Wednesday, February 20, 2013
The Catoosa County Board of Commissioners is unanimous in its support of Hutcheson hospital’s ongoing efforts to regain its fiscal health.
During a called meeting last Thursday, the commissioners pledged that Catoosa will be an equal partner in offering the financially strapped hospital a $25 million line of credit. By doing so, the commissioners restated, in a slightly modified fashion, a commitment they agreed to last December.

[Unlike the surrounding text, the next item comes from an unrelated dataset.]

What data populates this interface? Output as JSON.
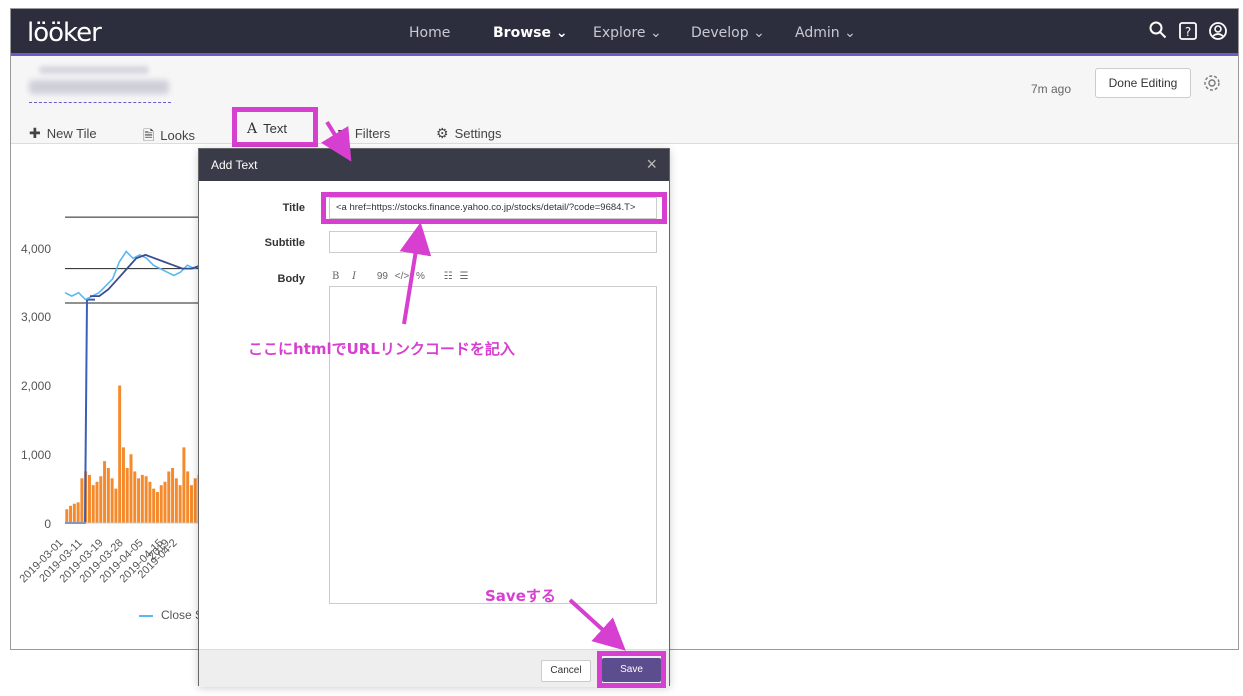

The earlier agreement pledged support of a short-term bond in the amount of $25 million, an amount that would allow the hospital time to arrange a long-term bond of as much as $70 million — its total indebtedness — that might be issued within the next few years.

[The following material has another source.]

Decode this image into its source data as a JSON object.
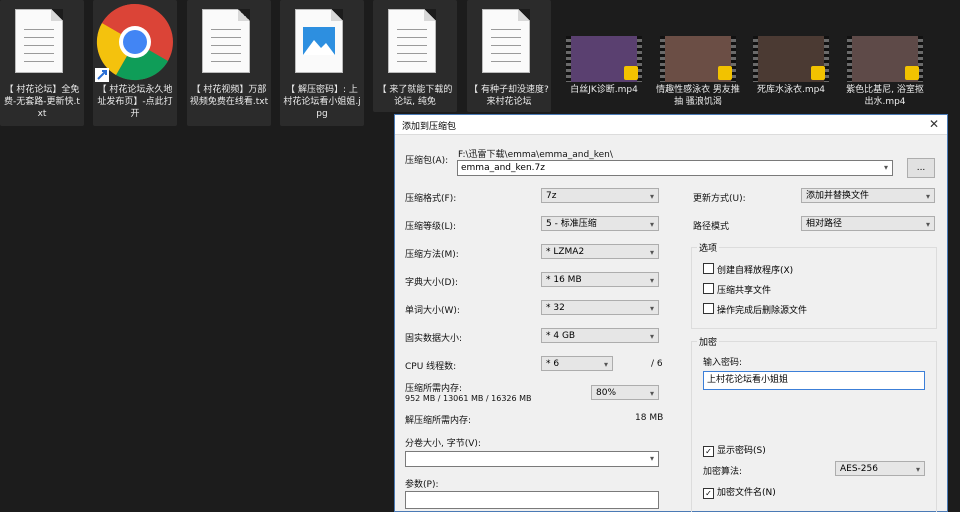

County Attorney Chad Young explained that this newly adopted resolution, jointly signed with Walker County, has specific conditions that must be met if the counties pledge their support of these bond anticipation notes, BAN’s.
The short-term BAN’s are interest-only and Walker and Catoosa would be responsible for the interest only to the extent that hospital revenues are not sufficient to pay it, Young said.

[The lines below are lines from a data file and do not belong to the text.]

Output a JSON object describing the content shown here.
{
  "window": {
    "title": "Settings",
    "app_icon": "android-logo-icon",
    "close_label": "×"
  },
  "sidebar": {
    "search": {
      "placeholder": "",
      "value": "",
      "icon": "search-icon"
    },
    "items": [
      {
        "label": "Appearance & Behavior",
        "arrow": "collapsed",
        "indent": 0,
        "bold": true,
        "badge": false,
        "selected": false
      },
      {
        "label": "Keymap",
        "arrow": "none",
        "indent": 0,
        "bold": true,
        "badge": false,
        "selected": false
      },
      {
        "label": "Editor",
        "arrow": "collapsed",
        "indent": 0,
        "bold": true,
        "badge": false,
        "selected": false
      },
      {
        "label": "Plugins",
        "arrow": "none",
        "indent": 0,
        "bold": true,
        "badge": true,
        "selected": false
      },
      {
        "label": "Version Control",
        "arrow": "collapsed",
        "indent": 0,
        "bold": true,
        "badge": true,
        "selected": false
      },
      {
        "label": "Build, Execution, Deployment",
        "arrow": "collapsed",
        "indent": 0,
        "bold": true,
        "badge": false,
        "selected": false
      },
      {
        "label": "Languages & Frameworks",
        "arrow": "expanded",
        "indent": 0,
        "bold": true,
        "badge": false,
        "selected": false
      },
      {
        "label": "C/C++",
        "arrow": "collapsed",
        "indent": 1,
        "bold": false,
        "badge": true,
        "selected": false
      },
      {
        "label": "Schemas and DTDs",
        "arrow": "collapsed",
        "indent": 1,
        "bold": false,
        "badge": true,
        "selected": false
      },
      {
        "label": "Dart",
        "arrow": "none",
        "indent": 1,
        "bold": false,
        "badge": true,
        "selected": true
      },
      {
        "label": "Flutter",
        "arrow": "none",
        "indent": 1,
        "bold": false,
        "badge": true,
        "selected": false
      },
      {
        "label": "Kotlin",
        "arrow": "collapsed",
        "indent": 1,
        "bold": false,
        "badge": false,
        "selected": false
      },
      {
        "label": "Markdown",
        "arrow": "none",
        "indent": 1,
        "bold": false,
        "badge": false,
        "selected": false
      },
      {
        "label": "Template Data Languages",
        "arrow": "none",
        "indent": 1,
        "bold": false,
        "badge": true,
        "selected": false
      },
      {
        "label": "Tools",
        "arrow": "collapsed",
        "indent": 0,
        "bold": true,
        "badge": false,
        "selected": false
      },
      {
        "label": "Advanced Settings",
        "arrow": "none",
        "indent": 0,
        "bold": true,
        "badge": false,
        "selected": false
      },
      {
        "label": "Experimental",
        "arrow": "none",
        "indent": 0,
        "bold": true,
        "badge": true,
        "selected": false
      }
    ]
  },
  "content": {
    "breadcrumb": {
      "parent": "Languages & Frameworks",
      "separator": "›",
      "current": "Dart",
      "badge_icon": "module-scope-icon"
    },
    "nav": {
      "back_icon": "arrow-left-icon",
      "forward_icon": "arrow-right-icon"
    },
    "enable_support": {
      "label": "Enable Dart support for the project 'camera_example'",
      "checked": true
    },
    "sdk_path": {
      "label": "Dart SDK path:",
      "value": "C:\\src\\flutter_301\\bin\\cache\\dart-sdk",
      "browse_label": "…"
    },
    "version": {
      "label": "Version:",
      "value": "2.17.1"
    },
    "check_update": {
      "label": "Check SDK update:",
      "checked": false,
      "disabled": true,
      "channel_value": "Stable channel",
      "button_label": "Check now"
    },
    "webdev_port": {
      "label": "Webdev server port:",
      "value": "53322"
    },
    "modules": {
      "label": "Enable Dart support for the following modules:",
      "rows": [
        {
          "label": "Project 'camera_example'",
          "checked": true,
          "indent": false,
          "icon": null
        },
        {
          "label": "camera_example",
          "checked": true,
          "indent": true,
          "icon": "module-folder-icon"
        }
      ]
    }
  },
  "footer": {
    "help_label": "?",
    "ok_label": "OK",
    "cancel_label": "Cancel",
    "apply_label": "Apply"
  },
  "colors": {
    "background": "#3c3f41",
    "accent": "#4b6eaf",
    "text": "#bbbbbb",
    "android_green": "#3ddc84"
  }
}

“That interest rate is anticipated to be between 1 percent and 1.5 percent,” he said.
The short term BAN’s will be for one year, rather than two years as proposed in December, and will be in the form of a line of credit. The counties will offer input and must approve any draws made against this $25 million line of credit.
Young said the BAN’s will probably be used to pay down the hospital’s vendor and Medicare debt as well as provide capital improvements. Rather than set specific amounts, the counties, along with the Hospital Authority and Hutcheson’s management team, will jointly agree on where and how the money will be spent.
Commissioner Jim Cutler pointed out that the hospital’s huge debt is the result of past administrations. Noting that Hutcheson’s day-to-day operations have recently returned to profitability, he said, “We are seeing a slow, steady turnaround.”
Commission Chairman Keith Greene reiterated that Catoosa and Walker are united in this pledge to support BAN’s — “the $25 million is split between the two” — and that what is being offered is a line of credit, not a loan or lump sum payment.
Greene said the counties being able to borrow money at an interest rate of 1 percent will immediately help the less creditworthy hospital retire obligations to the federal government that amount to nearly $12 million.
“The Medicare debt is the driving factor here,” he said. “With its 11 percent rate (the interest Medicare charges), they will never get ahead.”
Another change in the latest agreement is that the counties are only committing to long-term bonds equal to the short-term $25 million BAN’s and that the hospital will make payment on bonds backed by the counties before repaying its obligations to Regions Financial or Erlanger.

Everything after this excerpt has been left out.